Municipal exception. Any municipal composting site maintained by
the Village shall be exempt from the provisions of this section.
A.
Discharge. No person shall cause, allow or permit any roof drain,
surface drain, subsoil drain, drain from any mechanical device, gutter,
ditch, pipe, conduit, sump pump or any other object or thing used
for the purposes of collecting, conducting, transporting, diverting,
draining or discharging clear water from any part of any private premises
owned or occupied by said person to discharge into a sanitary sewer.
B.
Nuisance. The discharge into a sanitary sewer from any roof drain,
surface drain, subsoil drain, drain from any mechanical device, gutter,
ditch, pipe, conduit, sump pump or any other object or thing used
for the purposes of collecting, conducting, transporting, diverting,
draining or discharging clear water from any part of any private premises
is hereby declared to be a public nuisance and a hazard to the health,
safety and well-being of the residents of the Village and to the protection
of the property.
C.
Groundwater. Where deemed necessary by the Village Board, every house
shall have a sump pump installed for the purpose of discharging clear
waters from foundation drains and ground infiltration and where the
building is not serviced by a storm sewer shall either discharge into
an underground conduit leading to a drainage ditch, gutter, or dry
well or shall discharge onto the ground surface in such other manner
as will not constitute a nuisance as defined herein.
D.
Stormwater. All roof drains, surface drains, drains from any mechanical
device, gutters, pipe, conduits or any other objects or things used
for the purpose of collecting, conducting, transporting, diverting,
draining or discharging stormwaters shall be discharged either to
a storm sewer, a dry well, an underground conduit leading to a drainage
ditch or onto the ground surface in such other manner as will not
constitute a nuisance as defined herein.
E.
Storm sewer lateral.

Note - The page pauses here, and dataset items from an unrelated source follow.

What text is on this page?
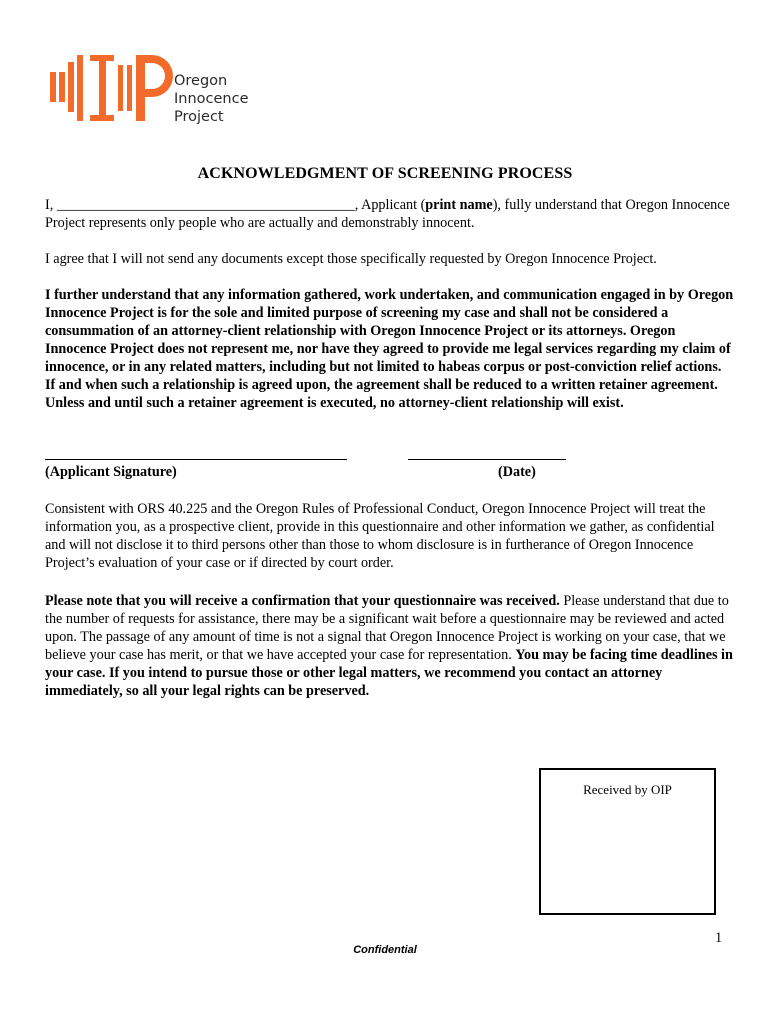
Oregon
Innocence
Project
ACKNOWLEDGMENT OF SCREENING PROCESS
I, __________________________________________, Applicant (print name), fully understand that Oregon Innocence Project represents only people who are actually and demonstrably innocent.
I agree that I will not send any documents except those specifically requested by Oregon Innocence Project.
I further understand that any information gathered, work undertaken, and communication engaged in by Oregon Innocence Project is for the sole and limited purpose of screening my case and shall not be considered a consummation of an attorney-client relationship with Oregon Innocence Project or its attorneys. Oregon Innocence Project does not represent me, nor have they agreed to provide me legal services regarding my claim of innocence, or in any related matters, including but not limited to habeas corpus or post-conviction relief actions. If and when such a relationship is agreed upon, the agreement shall be reduced to a written retainer agreement. Unless and until such a retainer agreement is executed, no attorney-client relationship will exist.
(Applicant Signature)	(Date)
Consistent with ORS 40.225 and the Oregon Rules of Professional Conduct, Oregon Innocence Project will treat the information you, as a prospective client, provide in this questionnaire and other information we gather, as confidential and will not disclose it to third persons other than those to whom disclosure is in furtherance of Oregon Innocence Project’s evaluation of your case or if directed by court order.
Please note that you will receive a confirmation that your questionnaire was received. Please understand that due to the number of requests for assistance, there may be a significant wait before a questionnaire may be reviewed and acted upon. The passage of any amount of time is not a signal that Oregon Innocence Project is working on your case, that we believe your case has merit, or that we have accepted your case for representation. You may be facing time deadlines in your case. If you intend to pursue those or other legal matters, we recommend you contact an attorney immediately, so all your legal rights can be preserved.
Received by OIP
1
Confidential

Where municipal storm sewers are provided and
it is deemed necessary by the property owner and/or the Village to
discharge clear waters from a parcel of land, a storm sewer lateral
shall be installed and connected to the storm sewer main at the expense
of the owner.
F.
Conducting tests. If a designated Village agent suspects an illegal
clear water discharge as defined by this section or by any other applicable
provision of the Wisconsin Administrative Code as it may, from time
to time, be amended, he/she may, upon reasonable notice and at reasonable
times, enter the private premises where such illegal clear water discharge
is suspected and conduct appropriate tests to determine whether such
suspected illegal clear water discharge actually exists. In addition,
Village inspectors may inspect for illegal clear water discharges
as a part of a routine inspection without cause.